2 of 196 comments (clear)

  1. Peer Review Online by under_score · · Score: 5, Interesting

    The internet/www is one of those really nifty technologies that changes the whole way of doing many things. Because the internet allows for incredible amounts of interactivity (not taken advantage of by most sites), peer review suddenly becomes much more "real". Traditional journals have a small number of peers who serve to review any given article, and constant discussion is not generally published.

    The internet of course can completely change that where any peer can review any work. And why stop at scientific publishing? And why stop at publishing for that matter. Much published work serves an educational purpose as well as a documentary purpose.
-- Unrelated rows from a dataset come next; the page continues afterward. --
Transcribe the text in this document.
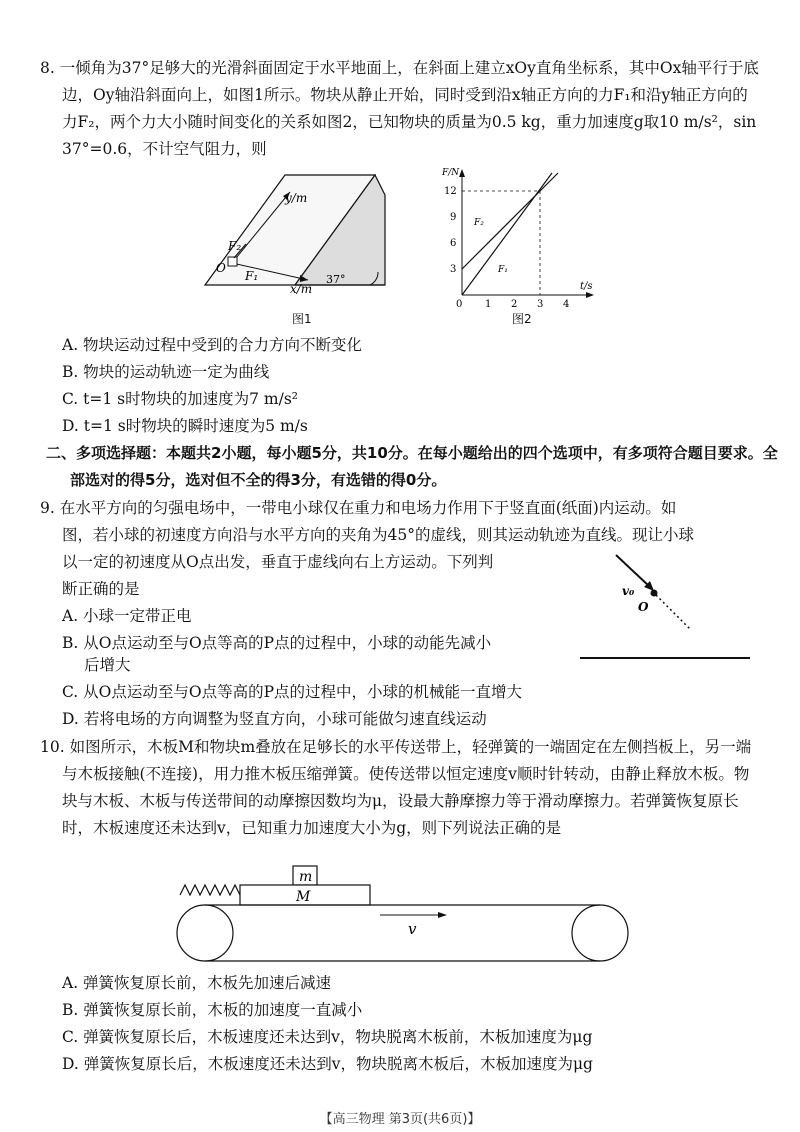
8. 一倾角为37°足够大的光滑斜面固定于水平地面上，在斜面上建立xOy直角坐标系，其中Ox轴平行于底边，Oy轴沿斜面向上，如图1所示。物块从静止开始，同时受到沿x轴正方向的力F₁和沿y轴正方向的力F₂，两个力大小随时间变化的关系如图2，已知物块的质量为0.5 kg，重力加速度g取10 m/s²，sin 37°=0.6，不计空气阻力，则

y/m
x/m
O
F₁
F₂
37°
图1
F/N
t/s
0
3
6
9
12
1 2 3 4
F₂
F₁
图2
A. 物块运动过程中受到的合力方向不断变化
B. 物块的运动轨迹一定为曲线
C. t=1 s时物块的加速度为7 m/s²
D. t=1 s时物块的瞬时速度为5 m/s

二、多项选择题：本题共2小题，每小题5分，共10分。在每小题给出的四个选项中，有多项符合题目要求。全部选对的得5分，选对但不全的得3分，有选错的得0分。

9. 在水平方向的匀强电场中，一带电小球仅在重力和电场力作用下于竖直面(纸面)内运动。如
图，若小球的初速度方向沿与水平方向的夹角为45°的虚线，则其运动轨迹为直线。现让小球
以一定的初速度从O点出发，垂直于虚线向右上方运动。下列判
断正确的是	v₀
O
A. 小球一定带正电
B. 从O点运动至与O点等高的P点的过程中，小球的动能先减小
后增大
C. 从O点运动至与O点等高的P点的过程中，小球的机械能一直增大
D. 若将电场的方向调整为竖直方向，小球可能做匀速直线运动

10. 如图所示，木板M和物块m叠放在足够长的水平传送带上，轻弹簧的一端固定在左侧挡板上，另一端与木板接触(不连接)，用力推木板压缩弹簧。使传送带以恒定速度v顺时针转动，由静止释放木板。物块与木板、木板与传送带间的动摩擦因数均为μ，设最大静摩擦力等于滑动摩擦力。若弹簧恢复原长时，木板速度还未达到v，已知重力加速度大小为g，则下列说法正确的是

m
M
v
A. 弹簧恢复原长前，木板先加速后减速
B. 弹簧恢复原长前，木板的加速度一直减小
C. 弹簧恢复原长后，木板速度还未达到v，物块脱离木板前，木板加速度为μg
D. 弹簧恢复原长后，木板速度还未达到v，物块脱离木板后，木板加速度为μg
【高三物理 第3页(共6页)】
    So, here is a plug for my online educational community, Oomind. It allows anyone to publish, and to review, and to have that review reflected in an educational context. Basically, you can write a "courselet", and post it on Oomind. The courselet is initially given an evaluation by yourself, the author based on 10 attributes including practicality, information content, beauty and creativity among others. Once the courselet is on the system, others can also review it and the attributes have scores based on a weighted average of all the evaluations. The educational part comes in when you or others add quiz questions to your courselet. These questions are also weighted based on peer evaluations, and those weights determine how much credit one gets for the courselet when the question is answered correctly. Your educational credit is cumulative rather than percentage based. There are many other features to the system as well which create a democratic and more importantly meritocratic system.
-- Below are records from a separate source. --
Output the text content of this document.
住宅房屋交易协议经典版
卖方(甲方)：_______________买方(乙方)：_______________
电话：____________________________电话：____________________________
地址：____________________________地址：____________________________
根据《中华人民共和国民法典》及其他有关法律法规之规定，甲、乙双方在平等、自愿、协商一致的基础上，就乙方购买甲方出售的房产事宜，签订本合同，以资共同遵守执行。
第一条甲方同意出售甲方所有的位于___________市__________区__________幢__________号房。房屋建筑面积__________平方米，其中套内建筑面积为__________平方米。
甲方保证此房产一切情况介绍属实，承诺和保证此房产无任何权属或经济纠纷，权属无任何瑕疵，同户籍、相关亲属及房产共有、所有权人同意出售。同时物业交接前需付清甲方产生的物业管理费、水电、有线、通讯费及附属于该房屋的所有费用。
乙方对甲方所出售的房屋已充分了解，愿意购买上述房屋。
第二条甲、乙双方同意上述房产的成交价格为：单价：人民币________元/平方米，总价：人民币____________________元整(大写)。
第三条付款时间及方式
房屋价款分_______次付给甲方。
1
    If you are interested, you can check out: the main oomind site, the philosophy of oomind, and a general introduction to oomind.

  2. Giving up rights to your own work by RavenDuck · · Score: 5, Interesting

    I'm a social scientist (criminologist), and while I'm not widely published, I've got a couple of papers out there. It's always seemed disturbing to me that you are required to sign away copyright to your own work to be published in any of the major jornals. You need to get permission from the publisher to even reproduce a section of your own work.

    Academic journals have a curious role in modern world. They are incredibly expensive to subscribe to, receive all their content at no expense to themselves, and even the peer reviewing is usually on a volunteer basis. However the "publish or perish" attitude of many in academia ensures that they are able to continue making a killing.

    One wonders how much longer these publishing companies are going to be able to get away with it, especially now when so many people are publishing themselves online first, and submitting them to journals later.